1st-order laboratory parameters-obligatory laboratory tests.
- Complete blood count [leukocytosis (increase in white blood cell count) with risk of leukostasis syndrome at levels >100,000/μl; displacement of normal hematopoiesis (blood formation)]. Caution. The leukocyte count is little evidence of leukemia, because acute leukemias can also be subleukemic, i.e., accompanied by normal or even slightly increased leukocyte count.
- Differential blood picture with immunophenotyping [typical is the so-called “hiatus leucaemicus “,i.e. the extensive absence of intermediate maturation stages of myelopoiesis (formation of erythrocytes, granulocytes, monocytes and platelets) in the simultaneous presence of immature blasts and mature leukocytes (segment-nucleated granulocytes)].
- CRP (C-reactive protein)
- Quick, PTT (partial thromboplastin time), fibrinogen, antithrombin 3, D-dimers.
- Urea, creatinine if necessary creatinine clearance.
- Alanine aminotransferase (ALT, GPT), aspartate aminotransferase (AST, GOT), glutamate dehydrogenase (GLDH), LDH.
- Cytology with blood smear, bone marrow aspirate (cytology and histology), if necessary iliac crest punch in a punctio sicca due to a fiber proliferation or in hypocellularity; immunophenotypic classification [proving a blast percentage > 20% in the bone marrow; typical is the so-called “hiatus leucaemicus ” (see above); see also classification according to FAB (French-American-British)].
- Cytogenetic examination and molecular genetics.
- FISH; if cytogenetic analysis is unsuccessful: Detection of translocations such as RUNX1-RUNX1T1, CBFB-MYH11, KMT2A (MLL), and EVI1; or loss of chromosome 5q, 7q, or 17p.
- Molecular genetics (mutations): NPM1, CEBPA, RUNX1, FLT3 (internal tandem duplications (ITD), mutant-wild-type quotient), TKD (codons D853 and I836), TP53, ASXL1.
- Molecular genetics (gene rearrangements): PML-RARA, CBFB-MYH11, RUNX1-RUNX1T1, BCR-ABL1.

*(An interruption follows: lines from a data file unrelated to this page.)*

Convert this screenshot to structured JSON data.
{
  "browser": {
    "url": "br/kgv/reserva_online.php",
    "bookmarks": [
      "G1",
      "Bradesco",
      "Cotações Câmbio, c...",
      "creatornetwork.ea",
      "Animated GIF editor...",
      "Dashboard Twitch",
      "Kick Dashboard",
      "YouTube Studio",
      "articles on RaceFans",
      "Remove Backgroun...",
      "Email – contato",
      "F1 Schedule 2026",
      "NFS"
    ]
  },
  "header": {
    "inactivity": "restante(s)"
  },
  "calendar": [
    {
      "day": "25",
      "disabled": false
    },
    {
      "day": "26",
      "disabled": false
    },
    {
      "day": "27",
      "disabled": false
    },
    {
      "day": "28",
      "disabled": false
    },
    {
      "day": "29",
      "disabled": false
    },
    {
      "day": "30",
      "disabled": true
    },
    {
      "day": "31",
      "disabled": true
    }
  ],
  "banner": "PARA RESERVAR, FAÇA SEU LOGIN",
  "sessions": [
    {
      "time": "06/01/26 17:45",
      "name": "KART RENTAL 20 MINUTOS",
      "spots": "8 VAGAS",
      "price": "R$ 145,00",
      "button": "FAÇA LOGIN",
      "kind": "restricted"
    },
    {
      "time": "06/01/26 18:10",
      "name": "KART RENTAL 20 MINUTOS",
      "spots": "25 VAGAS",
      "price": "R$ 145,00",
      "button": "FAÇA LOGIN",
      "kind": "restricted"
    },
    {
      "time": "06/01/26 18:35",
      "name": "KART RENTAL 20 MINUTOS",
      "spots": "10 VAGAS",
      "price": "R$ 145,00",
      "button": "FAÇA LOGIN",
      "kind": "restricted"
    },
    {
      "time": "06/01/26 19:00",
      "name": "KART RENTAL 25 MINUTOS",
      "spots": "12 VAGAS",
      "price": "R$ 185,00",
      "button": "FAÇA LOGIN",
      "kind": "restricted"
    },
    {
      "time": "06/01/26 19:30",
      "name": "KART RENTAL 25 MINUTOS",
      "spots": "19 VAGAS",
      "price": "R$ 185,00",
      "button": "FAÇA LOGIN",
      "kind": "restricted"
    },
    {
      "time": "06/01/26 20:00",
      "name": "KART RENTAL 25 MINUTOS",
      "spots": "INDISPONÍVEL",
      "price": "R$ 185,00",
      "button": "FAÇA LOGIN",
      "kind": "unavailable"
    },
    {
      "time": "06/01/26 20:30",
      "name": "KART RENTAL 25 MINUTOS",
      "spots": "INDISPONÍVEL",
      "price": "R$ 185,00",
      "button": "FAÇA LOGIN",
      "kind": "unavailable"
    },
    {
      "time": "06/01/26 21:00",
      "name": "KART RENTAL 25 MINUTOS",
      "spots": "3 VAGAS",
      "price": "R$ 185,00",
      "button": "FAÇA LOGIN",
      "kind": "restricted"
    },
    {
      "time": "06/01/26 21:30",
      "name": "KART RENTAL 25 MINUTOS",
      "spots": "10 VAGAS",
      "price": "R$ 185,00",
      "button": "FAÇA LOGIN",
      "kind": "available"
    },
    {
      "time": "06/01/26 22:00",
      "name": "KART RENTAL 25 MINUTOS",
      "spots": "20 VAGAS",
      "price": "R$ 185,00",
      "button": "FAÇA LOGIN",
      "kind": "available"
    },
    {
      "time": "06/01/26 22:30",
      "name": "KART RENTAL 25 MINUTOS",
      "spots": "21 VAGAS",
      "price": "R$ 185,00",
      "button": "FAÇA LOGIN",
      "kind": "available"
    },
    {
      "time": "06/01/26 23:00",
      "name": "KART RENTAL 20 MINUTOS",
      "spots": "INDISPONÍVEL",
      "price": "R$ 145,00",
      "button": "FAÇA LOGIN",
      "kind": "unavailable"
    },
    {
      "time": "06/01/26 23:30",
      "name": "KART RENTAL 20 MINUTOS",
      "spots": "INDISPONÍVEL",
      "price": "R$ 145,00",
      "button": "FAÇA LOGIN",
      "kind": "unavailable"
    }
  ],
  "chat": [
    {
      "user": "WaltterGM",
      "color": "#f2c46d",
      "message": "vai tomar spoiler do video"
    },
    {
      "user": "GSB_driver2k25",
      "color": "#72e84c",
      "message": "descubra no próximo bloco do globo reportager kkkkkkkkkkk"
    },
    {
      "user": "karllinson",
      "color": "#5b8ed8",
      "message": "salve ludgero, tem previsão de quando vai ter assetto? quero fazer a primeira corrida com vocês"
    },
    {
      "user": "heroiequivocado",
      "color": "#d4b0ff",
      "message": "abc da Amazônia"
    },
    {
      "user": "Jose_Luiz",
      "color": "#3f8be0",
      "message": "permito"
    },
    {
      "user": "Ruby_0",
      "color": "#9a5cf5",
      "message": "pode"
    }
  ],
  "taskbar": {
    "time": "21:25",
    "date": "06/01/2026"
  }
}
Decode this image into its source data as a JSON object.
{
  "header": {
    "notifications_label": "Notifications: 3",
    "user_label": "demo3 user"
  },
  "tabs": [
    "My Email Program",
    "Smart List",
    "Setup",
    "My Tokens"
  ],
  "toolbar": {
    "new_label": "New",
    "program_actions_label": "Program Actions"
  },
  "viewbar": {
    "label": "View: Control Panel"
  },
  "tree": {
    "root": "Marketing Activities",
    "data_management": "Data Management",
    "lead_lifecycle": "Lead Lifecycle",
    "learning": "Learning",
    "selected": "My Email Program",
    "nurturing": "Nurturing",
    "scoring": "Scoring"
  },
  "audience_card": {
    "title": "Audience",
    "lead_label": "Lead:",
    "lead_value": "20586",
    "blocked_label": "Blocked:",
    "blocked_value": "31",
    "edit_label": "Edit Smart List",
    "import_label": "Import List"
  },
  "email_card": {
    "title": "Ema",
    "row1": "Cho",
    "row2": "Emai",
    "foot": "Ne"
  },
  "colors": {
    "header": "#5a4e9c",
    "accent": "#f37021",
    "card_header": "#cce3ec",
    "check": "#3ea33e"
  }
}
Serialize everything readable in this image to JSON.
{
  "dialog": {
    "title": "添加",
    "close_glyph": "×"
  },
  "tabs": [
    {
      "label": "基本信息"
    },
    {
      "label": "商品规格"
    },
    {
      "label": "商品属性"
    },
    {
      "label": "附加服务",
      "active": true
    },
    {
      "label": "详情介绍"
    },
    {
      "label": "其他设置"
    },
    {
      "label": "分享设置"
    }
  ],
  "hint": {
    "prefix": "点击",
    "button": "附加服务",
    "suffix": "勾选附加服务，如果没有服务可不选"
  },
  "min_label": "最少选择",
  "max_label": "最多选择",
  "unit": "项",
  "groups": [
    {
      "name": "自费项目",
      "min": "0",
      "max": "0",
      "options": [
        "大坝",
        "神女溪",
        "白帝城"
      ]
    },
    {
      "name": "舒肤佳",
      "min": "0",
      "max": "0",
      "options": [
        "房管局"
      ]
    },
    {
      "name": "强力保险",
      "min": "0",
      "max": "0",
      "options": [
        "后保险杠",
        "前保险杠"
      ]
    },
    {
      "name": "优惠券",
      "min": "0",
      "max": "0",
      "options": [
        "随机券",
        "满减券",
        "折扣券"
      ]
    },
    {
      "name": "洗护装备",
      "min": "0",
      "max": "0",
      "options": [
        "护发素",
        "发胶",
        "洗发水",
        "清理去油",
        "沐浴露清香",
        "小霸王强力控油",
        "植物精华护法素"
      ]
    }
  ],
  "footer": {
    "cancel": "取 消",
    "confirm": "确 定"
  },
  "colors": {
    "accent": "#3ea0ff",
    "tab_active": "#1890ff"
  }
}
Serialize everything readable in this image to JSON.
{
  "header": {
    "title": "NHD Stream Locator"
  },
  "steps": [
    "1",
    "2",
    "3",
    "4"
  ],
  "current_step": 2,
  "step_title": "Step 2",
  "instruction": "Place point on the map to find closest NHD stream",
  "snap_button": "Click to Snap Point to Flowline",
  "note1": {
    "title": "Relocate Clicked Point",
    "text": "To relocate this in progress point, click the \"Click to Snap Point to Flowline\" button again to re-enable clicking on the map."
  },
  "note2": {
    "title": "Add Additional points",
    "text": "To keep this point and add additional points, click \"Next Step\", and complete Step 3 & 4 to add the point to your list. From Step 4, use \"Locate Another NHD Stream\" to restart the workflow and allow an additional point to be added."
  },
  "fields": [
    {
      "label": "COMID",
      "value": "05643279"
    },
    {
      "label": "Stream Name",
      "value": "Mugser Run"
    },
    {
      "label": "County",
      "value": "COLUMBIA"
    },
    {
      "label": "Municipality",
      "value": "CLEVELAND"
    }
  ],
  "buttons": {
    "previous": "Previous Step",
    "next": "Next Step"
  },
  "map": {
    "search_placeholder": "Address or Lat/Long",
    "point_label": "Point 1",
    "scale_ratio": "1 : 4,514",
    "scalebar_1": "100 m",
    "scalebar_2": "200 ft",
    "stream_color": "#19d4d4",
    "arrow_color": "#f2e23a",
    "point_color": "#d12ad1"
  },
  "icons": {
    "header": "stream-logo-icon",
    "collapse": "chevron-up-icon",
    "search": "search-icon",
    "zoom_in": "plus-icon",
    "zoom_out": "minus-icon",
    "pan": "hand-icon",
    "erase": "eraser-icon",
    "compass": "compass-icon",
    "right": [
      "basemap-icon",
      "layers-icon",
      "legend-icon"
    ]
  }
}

* This causes a disturbance of the rheology (flow properties) of the blood due to the extremely high leukocyte count and consequently microcirculatory disorders, which lead to numerous organ damage.
2nd order laboratory parameters – depending on the results of the medical history, physical examination and obligatory laboratory parameters – for differential diagnostic clarification.
- Virus diagnostics: virology and, if necessary, PCR for CMV, EBV, HBV, HCV, HIV.
- Blood group, HLA typing (if allogeneic stem cell transplantation is considered).
- CSF puncture (collection of cerebrospinal fluid by puncture of the spinal canal) for CSF diagnosis – in case of CNS symptoms (to exclude meningeosis leucaemica; in children and adolescents always independent of CNS symptoms).
- Organ, lymph node, and/or skin biopsy (tissue removal from the skin) – if extramedullary manifestation (“outside the bone marrow”) is suspected
- HLA typing (if necessary, also of siblings) + CMV status (in patients suitable for allogeneic stem cell transplantation.